Intentos baldíos. El imperio comunicativo del plutócrata Al Gore et allius cercanos, distantes y remotos, superaba con creces a la pura y dura realidad. ¿Será que ciertas partes de España, que son España, presentan caracteres de contumaz diferencia, insumisas?
Basta que replicáramos a su fe incondicional —la asimilada fe del converso— con manifiestos tales como que el susodicho “icono potentado de la concienciación climática” camufla con proclamas apocalípticas sus contaminantes negocios y sus fecundos desplazamientos, cobrando fortunas —que pagamos velis nolis los contribuyentes— por personarse en un auditorio previamente entregado a su producción audiovisual y prédica aneja, despreciando la tecnología inocua que permite comunicarse a miles de kilómetros sin esparcir agentes patógenos por los cielos de medio mundo.
—¿Qué respondes a eso?
Seguidor fruncía el ceño, calaba las manos en los bolsillos, resoplaba y mascullaba imprecando contra la climatología rebelde y los indóciles, reacios a los extendidos postulados.

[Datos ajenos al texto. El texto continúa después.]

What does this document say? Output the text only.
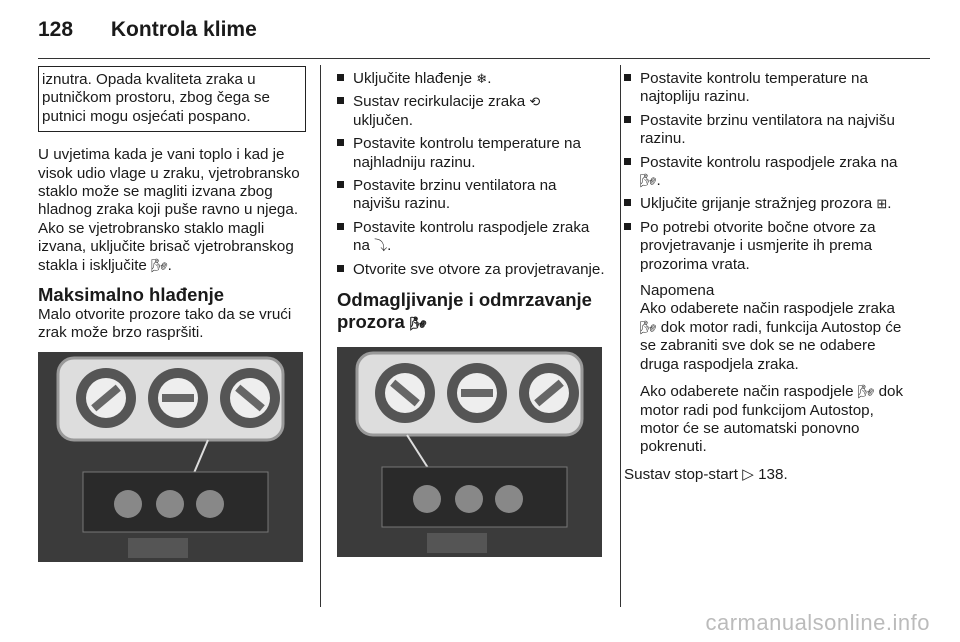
128 Kontrola klime
iznutra. Opada kvaliteta zraka u putničkom prostoru, zbog čega se putnici mogu osjećati pospano.

U uvjetima kada je vani toplo i kad je visok udio vlage u zraku, vjetrobransko staklo može se magliti izvana zbog hladnog zraka koji puše ravno u njega. Ako se vjetrobransko staklo magli izvana, uključite brisač vjetrobranskog stakla i isključite 🌬.

Maksimalno hlađenje

Malo otvorite prozore tako da se vrući zrak može brzo raspršiti.

Uključite hlađenje ❄.
Sustav recirkulacije zraka ⟲
uključen.
Postavite kontrolu temperature na najhladniju razinu.
Postavite brzinu ventilatora na najvišu razinu.
Postavite kontrolu raspodjele zraka na ⤵.
Otvorite sve otvore za provjetravanje.
Odmagljivanje i odmrzavanje prozora 🌬
Postavite kontrolu temperature na najtopliju razinu.
Postavite brzinu ventilatora na najvišu razinu.
Postavite kontrolu raspodjele zraka na 🌬.
Uključite grijanje stražnjeg prozora ⊞.
Po potrebi otvorite bočne otvore za provjetravanje i usmjerite ih prema prozorima vrata.
Napomena

Ako odaberete način raspodjele zraka 🌬 dok motor radi, funkcija Autostop će se zabraniti sve dok se ne odabere druga raspodjela zraka.

Ako odaberete način raspodjele 🌬 dok motor radi pod funkcijom Autostop, motor će se automatski ponovno pokrenuti.

Sustav stop-start ▷ 138.

carmanualsonline.info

Aún así, los presuntamente ofendidos, conscientes de la perturbación, invocábamos al resto de cordura que suele permanecer activo hasta el último aliento.
—¡Si los perros, los gatos, los gorriones y los patos tiemblan al verte tan fresco, tan desamparado de vestido!
Y aconteció lo previsible. Seguidor sonreía a todo el que pasaba, en mangas de camisa, con la mirada fija en un porvenir cálido, desecado. Era la suya una sonrisa apacible, sosegada, casi perdida, casi feliz. Pudiera ser que al final, sin que lográramos convencerle de la inconveniencia de la difusión mediática, del invocado cambio climático desde poderosos oráculos con intereses múltiples y beneficios contantes y sonantes, el pobre hombre hubiera comprendido que no hay tozudez ni convencimiento ni exposición retadora que prevalezcan frente a la sentencia de los inviernos tradicionales en estas tierras de España, que son España, pero que no recoge la versión oficial sea cual sea el vocero que la pregone.
Es un suponer. Como fuere, Seguidor partió con una sonrisa casi beatífica, casi reconciliadora, en busca de un clima apto para acelerados creyentes de la nueva era. Entre los asistentes a la despedida, impasible, el frío del invierno.